Les hommes devenus politiques, parfois, se croient demi-dieux et ainsi finissent par oublier leur humanisme.

World Policy Conference

Lorsque l’affaire Marongiu éclatât Jean Marc Ayrault était premier ministre, il est aujourd’hui ministre des affaires étrangères de la France, il vient d’être invité au Qatar où il sera entre autres l’invité d’honneur de la conférence internationale “World Policy Conference” qui se tient à Doha.

La World Policy Conference (WPC) est une organisation indépendante dont l’objectif est de contribuer à améliorer la gouvernance dans tous ses aspects afin de promouvoir un monde plus ouvert, plus prospère, plus juste et respectueux de la diversité des États et des nations.

Une fois encore les hommes inventent des « organismes ou des forums » pour progresser dans la compréhension des systèmes et des hommes. Mais au-delà des mots, ce qui compte dans la gouvernance se sont les actes. Or, si on observe les actes de Jean Marc Ayrault, en ce qui concerne le traitement de l’affaire Jean Pierre Marongiu, cet entrepreneur français injustement prisonnier du Qatar, on peut considérer que M. Ayrault ne s’est pas porté au secours de notre concitoyen.

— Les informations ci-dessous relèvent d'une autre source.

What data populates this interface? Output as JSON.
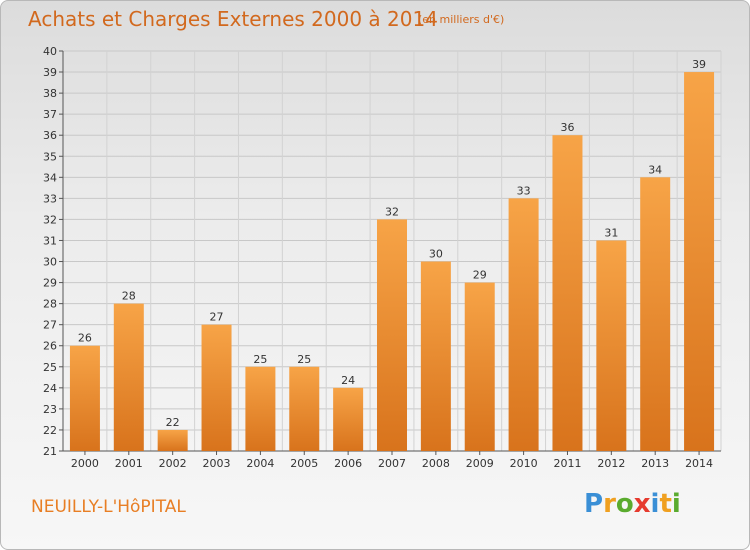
{
  "title": "Achats et Charges Externes 2000 à 2014",
  "subtitle": "(en milliers d'€)",
  "place": "NEUILLY-L'HôPITAL",
  "logo": {
    "text": "Proxiti",
    "letters": [
      {
        "ch": "P",
        "color": "#3a8fd6"
      },
      {
        "ch": "r",
        "color": "#f0a020"
      },
      {
        "ch": "o",
        "color": "#5aab2e"
      },
      {
        "ch": "x",
        "color": "#e63a2e"
      },
      {
        "ch": "i",
        "color": "#3a8fd6"
      },
      {
        "ch": "t",
        "color": "#f0a020"
      },
      {
        "ch": "i",
        "color": "#5aab2e"
      }
    ]
  },
  "colors": {
    "bar_light": "#f7a447",
    "bar_dark": "#d8731c",
    "accent": "#d2691e"
  },
  "chart_data": {
    "type": "bar",
    "categories": [
      "2000",
      "2001",
      "2002",
      "2003",
      "2004",
      "2005",
      "2006",
      "2007",
      "2008",
      "2009",
      "2010",
      "2011",
      "2012",
      "2013",
      "2014"
    ],
    "values": [
      26,
      28,
      22,
      27,
      25,
      25,
      24,
      32,
      30,
      29,
      33,
      36,
      31,
      34,
      39
    ],
    "ylim": [
      21,
      40
    ],
    "yticks": [
      21,
      22,
      23,
      24,
      25,
      26,
      27,
      28,
      29,
      30,
      31,
      32,
      33,
      34,
      35,
      36,
      37,
      38,
      39,
      40
    ],
    "grid": true
  }
}
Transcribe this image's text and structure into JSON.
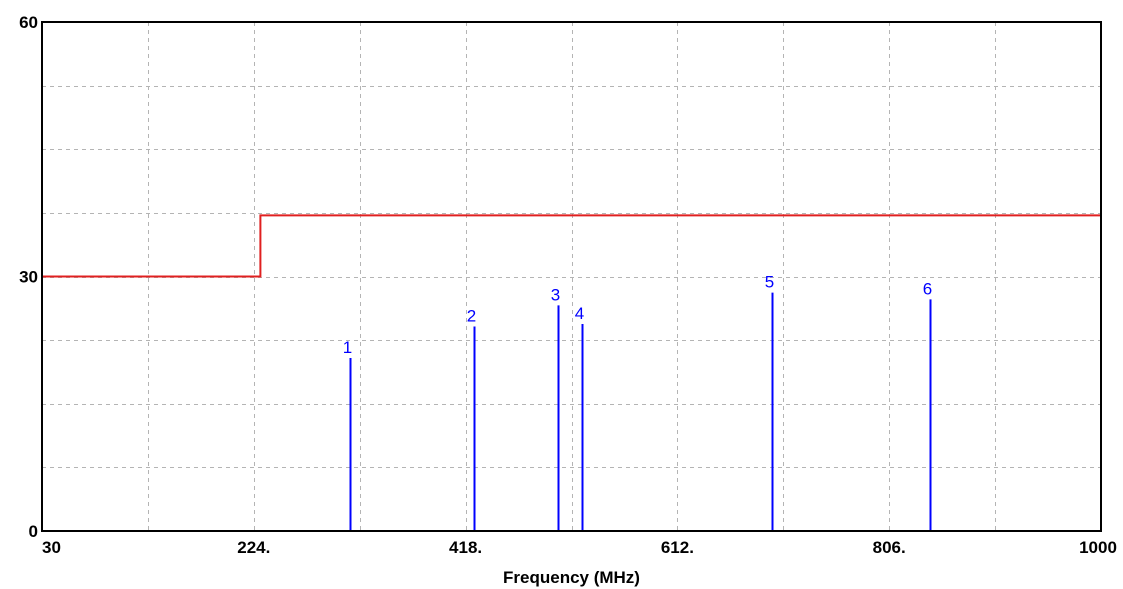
{
  "chart_data": {
    "type": "line",
    "xlabel": "Frequency (MHz)",
    "ylabel": "",
    "xlim": [
      30,
      1000
    ],
    "ylim": [
      0,
      60
    ],
    "x_tick_values": [
      30,
      224,
      418,
      612,
      806,
      1000
    ],
    "x_tick_labels": [
      "30",
      "224.",
      "418.",
      "612.",
      "806.",
      "1000"
    ],
    "y_tick_values": [
      0,
      30,
      60
    ],
    "y_tick_labels": [
      "0",
      "30",
      "60"
    ],
    "grid": true,
    "x_grid_values": [
      127,
      224,
      321,
      418,
      515,
      612,
      709,
      806,
      903
    ],
    "y_grid_values": [
      7.5,
      15,
      22.5,
      37.5,
      45,
      52.5
    ],
    "limit_line": {
      "color": "#e02020",
      "points": [
        [
          30,
          30
        ],
        [
          230,
          30
        ],
        [
          230,
          37.2
        ],
        [
          1000,
          37.2
        ]
      ]
    },
    "markers": {
      "color": "#0000ff",
      "points": [
        {
          "label": "1",
          "x": 312,
          "y": 20.4
        },
        {
          "label": "2",
          "x": 426,
          "y": 24.1
        },
        {
          "label": "3",
          "x": 503,
          "y": 26.6
        },
        {
          "label": "4",
          "x": 525,
          "y": 24.4
        },
        {
          "label": "5",
          "x": 699,
          "y": 28.1
        },
        {
          "label": "6",
          "x": 843,
          "y": 27.3
        }
      ]
    }
  }
}
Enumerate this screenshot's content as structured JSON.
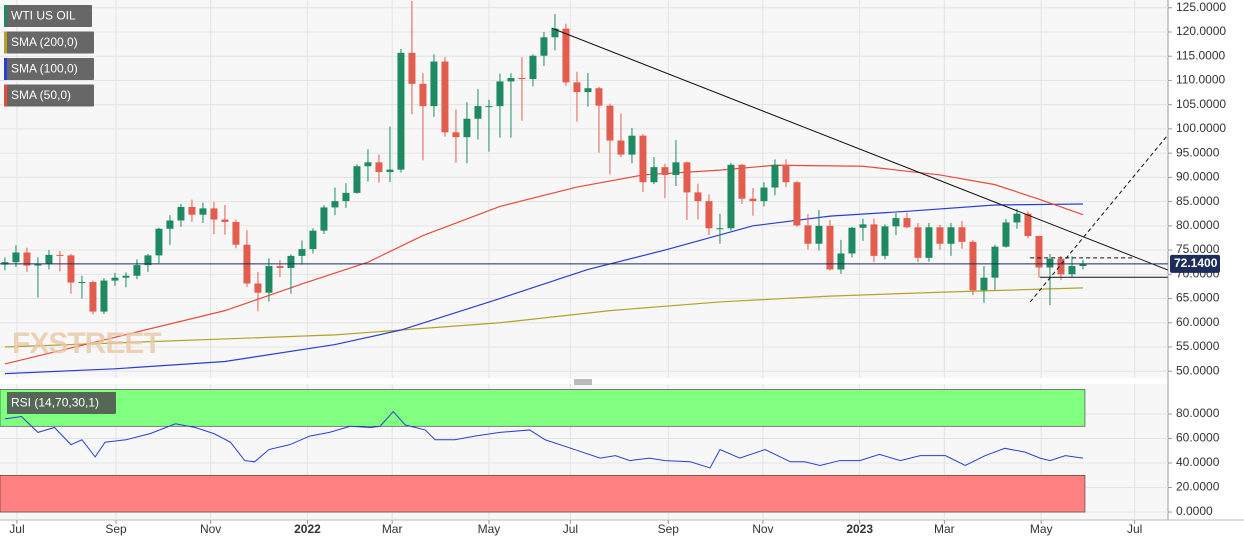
{
  "chart_data": [
    {
      "type": "candlestick",
      "name": "WTI US OIL",
      "watermark": "FXSTREET",
      "up_color": "#1e8a62",
      "down_color": "#e35d4f",
      "open": [
        72.0,
        72.5,
        74.5,
        71.8,
        72.1,
        74.0,
        73.9,
        68.3,
        68.4,
        62.3,
        68.7,
        69.3,
        69.7,
        71.9,
        73.9,
        79.4,
        81.1,
        83.9,
        82.3,
        83.6,
        81.3,
        80.8,
        76.1,
        68.1,
        66.2,
        71.7,
        71.3,
        73.8,
        75.2,
        79.0,
        83.8,
        85.1,
        86.8,
        92.3,
        93.1,
        91.1,
        91.6,
        115.7,
        109.3,
        104.7,
        113.9,
        99.3,
        98.3,
        102.1,
        104.7,
        104.7,
        109.8,
        110.5,
        110.3,
        115.1,
        118.9,
        120.7,
        109.6,
        107.6,
        108.4,
        104.8,
        97.6,
        94.7,
        98.6,
        89.0,
        92.1,
        90.5,
        93.1,
        86.9,
        85.1,
        79.5,
        79.5,
        92.6,
        85.6,
        85.1,
        87.9,
        92.6,
        89.0,
        80.1,
        76.3,
        80.0,
        71.0,
        74.3,
        79.6,
        80.3,
        73.8,
        79.9,
        81.6,
        79.7,
        73.4,
        79.7,
        76.3,
        79.7,
        76.7,
        66.7,
        69.3,
        75.7,
        80.7,
        82.5,
        77.9,
        71.4,
        73.2,
        70.0,
        71.7
      ],
      "high": [
        73.5,
        76.0,
        75.5,
        73.5,
        75.0,
        74.8,
        74.2,
        69.7,
        68.7,
        69.2,
        70.3,
        70.4,
        73.1,
        74.2,
        79.6,
        82.2,
        84.5,
        85.4,
        84.8,
        84.9,
        84.3,
        81.3,
        79.1,
        70.5,
        73.3,
        72.9,
        74.1,
        77.0,
        79.5,
        84.3,
        87.9,
        88.8,
        92.7,
        95.8,
        94.7,
        100.5,
        116.5,
        126.4,
        111.5,
        115.4,
        114.8,
        104.0,
        105.5,
        108.2,
        106.0,
        111.4,
        111.5,
        114.8,
        115.4,
        120.0,
        123.7,
        121.7,
        111.8,
        111.5,
        108.7,
        105.2,
        103.2,
        100.2,
        98.9,
        94.2,
        92.8,
        97.7,
        93.3,
        88.7,
        86.5,
        82.5,
        93.0,
        92.8,
        87.8,
        89.0,
        93.7,
        93.7,
        89.3,
        82.4,
        83.3,
        81.2,
        77.1,
        79.8,
        81.5,
        81.5,
        80.3,
        82.6,
        82.7,
        80.6,
        80.6,
        80.2,
        80.6,
        81.0,
        77.1,
        71.7,
        76.1,
        81.4,
        83.5,
        83.0,
        78.0,
        74.2,
        73.8,
        73.7,
        73.0
      ],
      "low": [
        70.8,
        71.5,
        70.5,
        65.2,
        71.0,
        70.6,
        66.0,
        65.0,
        61.7,
        61.8,
        67.6,
        67.3,
        69.0,
        70.5,
        72.3,
        76.1,
        79.8,
        80.8,
        80.6,
        78.3,
        78.2,
        75.4,
        67.4,
        62.4,
        64.4,
        69.4,
        66.0,
        72.0,
        74.3,
        78.3,
        82.2,
        83.7,
        86.6,
        89.1,
        88.9,
        89.0,
        91.0,
        103.0,
        93.5,
        102.5,
        98.4,
        93.0,
        92.9,
        97.8,
        95.3,
        98.2,
        98.2,
        101.7,
        108.8,
        113.0,
        116.2,
        108.9,
        101.5,
        104.6,
        95.1,
        90.6,
        94.2,
        92.9,
        87.0,
        88.6,
        85.7,
        88.2,
        81.2,
        81.3,
        78.1,
        76.3,
        79.0,
        84.5,
        82.1,
        84.0,
        86.3,
        88.0,
        79.8,
        75.1,
        74.9,
        70.8,
        70.1,
        73.5,
        76.9,
        72.5,
        73.1,
        78.1,
        79.5,
        72.5,
        72.6,
        75.1,
        73.8,
        75.3,
        65.7,
        64.1,
        66.8,
        75.5,
        79.4,
        77.4,
        69.3,
        63.6,
        68.8,
        69.3,
        71.0
      ],
      "close": [
        72.5,
        74.5,
        71.8,
        72.1,
        74.0,
        73.9,
        68.3,
        68.4,
        62.3,
        68.7,
        69.3,
        69.7,
        71.9,
        73.9,
        79.4,
        81.1,
        83.9,
        82.3,
        83.6,
        81.3,
        80.8,
        76.1,
        68.1,
        66.2,
        71.7,
        71.3,
        73.8,
        75.2,
        79.0,
        83.8,
        85.1,
        86.8,
        92.3,
        93.1,
        91.1,
        91.6,
        115.7,
        109.3,
        104.7,
        113.9,
        99.3,
        98.3,
        102.1,
        104.7,
        104.7,
        109.8,
        110.5,
        110.3,
        115.1,
        118.9,
        120.7,
        109.6,
        107.6,
        108.4,
        104.8,
        97.6,
        94.7,
        98.6,
        89.0,
        92.1,
        90.5,
        93.1,
        86.9,
        85.1,
        79.5,
        79.5,
        92.6,
        85.6,
        85.1,
        87.9,
        92.6,
        89.0,
        80.1,
        76.3,
        80.0,
        71.0,
        74.3,
        79.6,
        80.3,
        73.8,
        79.9,
        81.6,
        79.7,
        73.4,
        79.7,
        76.3,
        79.7,
        76.7,
        66.7,
        69.3,
        75.7,
        80.7,
        82.5,
        77.9,
        71.4,
        73.2,
        70.0,
        71.7,
        72.1
      ],
      "series": [
        {
          "name": "SMA (200,0)",
          "color": "#b5a22a",
          "x": [
            0,
            30,
            45,
            55,
            65,
            75,
            85,
            98
          ],
          "values": [
            55.0,
            57.5,
            60.0,
            62.5,
            64.3,
            65.5,
            66.3,
            67.2
          ]
        },
        {
          "name": "SMA (100,0)",
          "color": "#2a3fd0",
          "x": [
            0,
            10,
            20,
            30,
            36,
            45,
            53,
            60,
            68,
            75,
            82,
            90,
            98
          ],
          "values": [
            49.5,
            50.5,
            52.0,
            55.5,
            58.5,
            65.0,
            71.0,
            75.0,
            80.0,
            82.0,
            83.0,
            84.3,
            84.5
          ]
        },
        {
          "name": "SMA (50,0)",
          "color": "#e84b3c",
          "x": [
            0,
            10,
            20,
            27,
            33,
            38,
            45,
            52,
            58,
            65,
            70,
            78,
            85,
            90,
            94,
            98
          ],
          "values": [
            51.5,
            57.0,
            62.5,
            68.0,
            72.5,
            78.0,
            84.0,
            88.0,
            90.5,
            91.5,
            92.5,
            92.3,
            90.5,
            88.5,
            85.5,
            82.3
          ]
        }
      ],
      "last_price": {
        "value": 72.14,
        "label": "72.1400"
      },
      "trendlines": [
        {
          "x": [
            49.7,
            105.7
          ],
          "y": [
            120.8,
            70.9
          ],
          "dashed": false
        },
        {
          "x": [
            93.2,
            105.7
          ],
          "y": [
            64.3,
            98.7
          ],
          "dashed": true
        },
        {
          "x": [
            94.1,
            105.7
          ],
          "y": [
            69.4,
            69.4
          ],
          "dashed": false
        },
        {
          "x": [
            93.2,
            102.7
          ],
          "y": [
            73.4,
            73.4
          ],
          "dashed": true
        }
      ],
      "ylim": [
        48.6,
        126.6
      ],
      "yticks": [
        {
          "value": 125,
          "label": "125.0000"
        },
        {
          "value": 120,
          "label": "120.0000"
        },
        {
          "value": 115,
          "label": "115.0000"
        },
        {
          "value": 110,
          "label": "110.0000"
        },
        {
          "value": 105,
          "label": "105.0000"
        },
        {
          "value": 100,
          "label": "100.0000"
        },
        {
          "value": 95,
          "label": "95.0000"
        },
        {
          "value": 90,
          "label": "90.0000"
        },
        {
          "value": 85,
          "label": "85.0000"
        },
        {
          "value": 80,
          "label": "80.0000"
        },
        {
          "value": 75,
          "label": "75.0000"
        },
        {
          "value": 70,
          "label": "70.0000"
        },
        {
          "value": 65,
          "label": "65.0000"
        },
        {
          "value": 60,
          "label": "60.0000"
        },
        {
          "value": 55,
          "label": "55.0000"
        },
        {
          "value": 50,
          "label": "50.0000"
        }
      ],
      "grid": true
    },
    {
      "type": "line",
      "series": [
        {
          "name": "RSI (14,70,30,1)",
          "color": "#2a3fd0",
          "x": [
            0,
            1.5,
            3,
            4.5,
            6,
            7,
            8.2,
            9.1,
            11,
            13.2,
            15.5,
            17.3,
            19,
            20.5,
            21.8,
            22.7,
            24,
            25.9,
            27.7,
            29.5,
            31.4,
            33.2,
            34.1,
            35.3,
            36.4,
            38.2,
            39.1,
            40.9,
            42.7,
            45,
            47.7,
            49.1,
            51.8,
            54.1,
            55.5,
            56.8,
            58.6,
            60,
            62.3,
            64.1,
            65,
            66.8,
            69.1,
            71.4,
            72.7,
            74.1,
            75.9,
            77.7,
            79.5,
            81.4,
            83.2,
            85.5,
            87.3,
            89.1,
            90.9,
            92.7,
            94.1,
            95,
            96.4,
            98
          ],
          "values": [
            76,
            78,
            65,
            69,
            55,
            59,
            45,
            57,
            59,
            64,
            72,
            69,
            64,
            57,
            42,
            41,
            51,
            55,
            62,
            65,
            70,
            69,
            70,
            82,
            71,
            67,
            59,
            59,
            62,
            65,
            67,
            59,
            51,
            44,
            46,
            42,
            44,
            42,
            41,
            36,
            51,
            44,
            51,
            41,
            41,
            38,
            42,
            42,
            47,
            42,
            46,
            46,
            38,
            46,
            52,
            49,
            44,
            42,
            46,
            44
          ]
        }
      ],
      "bands": [
        {
          "from": 70,
          "to": 100,
          "color": "#80ff80"
        },
        {
          "from": 0,
          "to": 30,
          "color": "#ff8080"
        }
      ],
      "ylim": [
        -6.5,
        104.5
      ],
      "yticks": [
        {
          "value": 80,
          "label": "80.0000"
        },
        {
          "value": 60,
          "label": "60.0000"
        },
        {
          "value": 40,
          "label": "40.0000"
        },
        {
          "value": 20,
          "label": "20.0000"
        },
        {
          "value": 0,
          "label": "0.0000"
        }
      ],
      "xlim": [
        -0.45,
        105.73
      ],
      "xticks": [
        {
          "value": 1.09,
          "label": "Jul"
        },
        {
          "value": 10.1,
          "label": "Sep"
        },
        {
          "value": 18.7,
          "label": "Nov"
        },
        {
          "value": 27.5,
          "label": "2022"
        },
        {
          "value": 35.2,
          "label": "Mar"
        },
        {
          "value": 44.0,
          "label": "May"
        },
        {
          "value": 51.4,
          "label": "Jul"
        },
        {
          "value": 60.3,
          "label": "Sep"
        },
        {
          "value": 68.9,
          "label": "Nov"
        },
        {
          "value": 77.7,
          "label": "2023"
        },
        {
          "value": 85.4,
          "label": "Mar"
        },
        {
          "value": 94.2,
          "label": "May"
        },
        {
          "value": 102.7,
          "label": "Jul"
        }
      ],
      "grid": true
    }
  ]
}
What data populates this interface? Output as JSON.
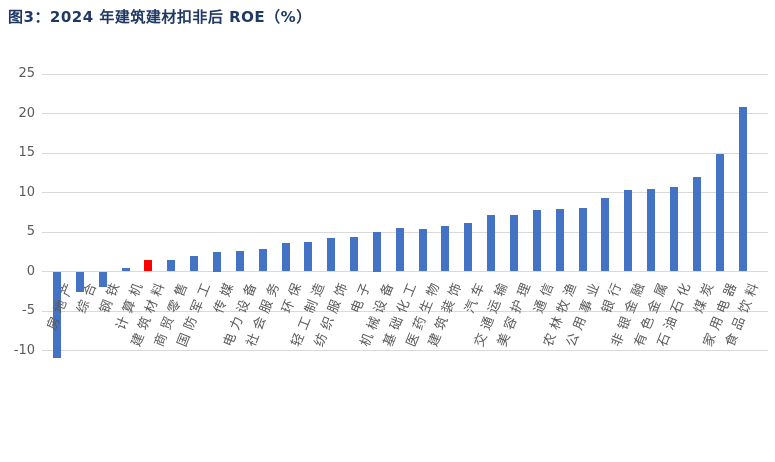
{
  "figure": {
    "title": "图3：2024 年建筑建材扣非后 ROE（%）",
    "title_color": "#1F3864"
  },
  "chart_data": {
    "type": "bar",
    "title": "图3：2024 年建筑建材扣非后 ROE（%）",
    "xlabel": "",
    "ylabel": "",
    "categories": [
      "房地产",
      "综合",
      "钢铁",
      "计算机",
      "建筑材料",
      "商贸零售",
      "国防军工",
      "传媒",
      "电力设备",
      "社会服务",
      "环保",
      "轻工制造",
      "纺织服饰",
      "电子",
      "机械设备",
      "基础化工",
      "医药生物",
      "建筑装饰",
      "汽车",
      "交通运输",
      "美容护理",
      "通信",
      "农林牧渔",
      "公用事业",
      "银行",
      "非银金融",
      "有色金属",
      "石油石化",
      "煤炭",
      "家用电器",
      "食品饮料"
    ],
    "values": [
      -11.0,
      -2.6,
      -1.9,
      0.4,
      1.4,
      1.5,
      2.0,
      2.5,
      2.6,
      2.9,
      3.6,
      3.7,
      4.2,
      4.4,
      5.0,
      5.5,
      5.4,
      5.8,
      6.1,
      7.1,
      7.2,
      7.8,
      7.9,
      8.1,
      9.3,
      10.3,
      10.4,
      10.7,
      11.9,
      14.9,
      20.8
    ],
    "highlight_index": 4,
    "highlight_color": "#FF0000",
    "bar_color": "#4472C4",
    "yticks": [
      25,
      20,
      15,
      10,
      5,
      0,
      -5,
      -10
    ],
    "ylim": [
      -12.5,
      25
    ],
    "grid": true,
    "legend": "none",
    "gridline_color": "#D9D9D9",
    "tick_label_color": "#595959"
  }
}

« Je me souviens de ce matin de février 2014, c’est sous une pluie battante que la délégation de la famille Marongiu est allée frapper à la porte de l’ambassade du Qatar. Isabelle Marongiu a pu rencontrer le secrétariat de l’ambassadeur pour remettre la lettre de grâce en arabe et en français. Maître MONNERET nouvellement nommé pour assurer la défense de Marongiu a participé tout le long de la journée aux différentes initiatives dont la remise d’une copie de la lettre au conseiller du premier ministre Jean Marc Ayrault. »

Jean Marc Ayrault n’a ni en tant que premier ministre porté secours à la famille Marongiu, ni depuis son retour en responsabilité, en tant que ministre des affaires étrangères. Les hommes politiques brassent du vent et ont des actes incompréhensibles. Les hommes devenus politiques, parfois, se croient demi-dieux et ainsi finissent par oublier leur humanisme.